If (x + 2) and (x - 3) are the factors of x³ + ax + b, find the values of a and b. With these values of a and b, factorise the given expression.

f(x) = x³ + ax + b

If (x + 2) or (x - (-2)) and (x - 3) are factors of f(x) then, f(-2) and f(3) = 0.

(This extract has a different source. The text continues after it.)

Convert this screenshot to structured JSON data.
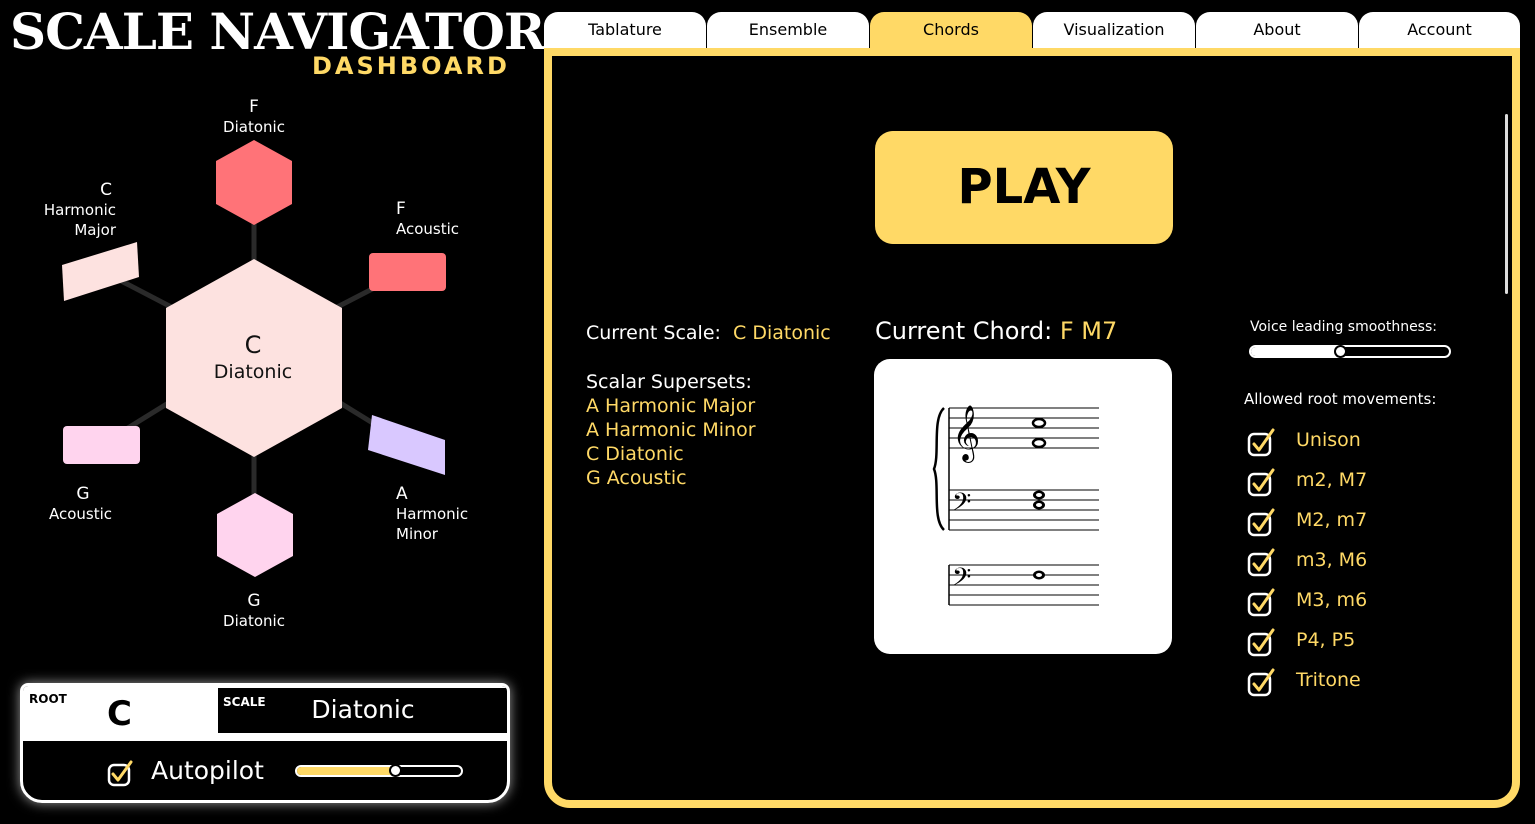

$\therefore f(-2) = (-2)^3 + (-2)a + b = 0 \\[0.5em] \Rightarrow -8 - 2a + b = 0 \\[0.5em] \Rightarrow b = 2a + 8 \text{ \space (Equation 1)}$

$\therefore f(3) = (3)^3 + (3)a + b = 0 \\[0.5em] \Rightarrow 27 + 3a + b = 0$

Putting value of b = 2a + 8 from equation 1,

$\Rightarrow 27 + 3a + 2a + 8 = 0 \\[0.5em] \Rightarrow 35 + 5a = 0 \\[0.5em] \Rightarrow 5a = -35 \\[0.5em] \Rightarrow a = -7 \\[0.5em] \therefore b = 2a + 8 = -14 + 8 = -6$

Putting the values of a and b in f(x) we get,

f(x) = x³ - 7x - 6

Since, (x + 2) and (x - 3) are factors of f(x) hence, (x + 2)(x - 3) = (x² - x - 6) is also the factor.

On dividing f(x) by x² - x - 6,

$\begin{array}{l} \phantom{x^2 - x - 6)}{x + 1} \ x^2 - x - 6\overline{\smash{\big)}x^3 - 7x - 6} \ \phantom{x^2 - x - 6}\underline{\underset{-}{ }x^3 \underset{+}{-} x^2 \underset{+}{-} 6x} \ \phantom{{x^2 - x - 6}2x^3+4}x^2 - x - 6 \ \phantom{{x^2 - x - 6}2x^3+}\underline{\underset{-}{}x^2 \underset{+}{-} x \underset{+}{-} 6} \ \phantom{{x^2 - x - 6}{2x^3+}{+2x^2-}}\times \end{array}$

we get, (x + 1) as quotient and remainder = 0.

$\therefore x^3 - 7x - 6 = (x^2 - x - 6)(x + 1) \\[0.5em] = (x^2- 3x + 2x - 6)(x + 1) \\[0.5em] = (x(x - 3) + 2(x - 3))(x + 1) \\[0.5em] = (x + 2)(x - 3)(x + 1)$

Hence, the value of a = -7 and b = -6; x³ - 7x - 6 = (x + 2)(x - 3)(x + 1).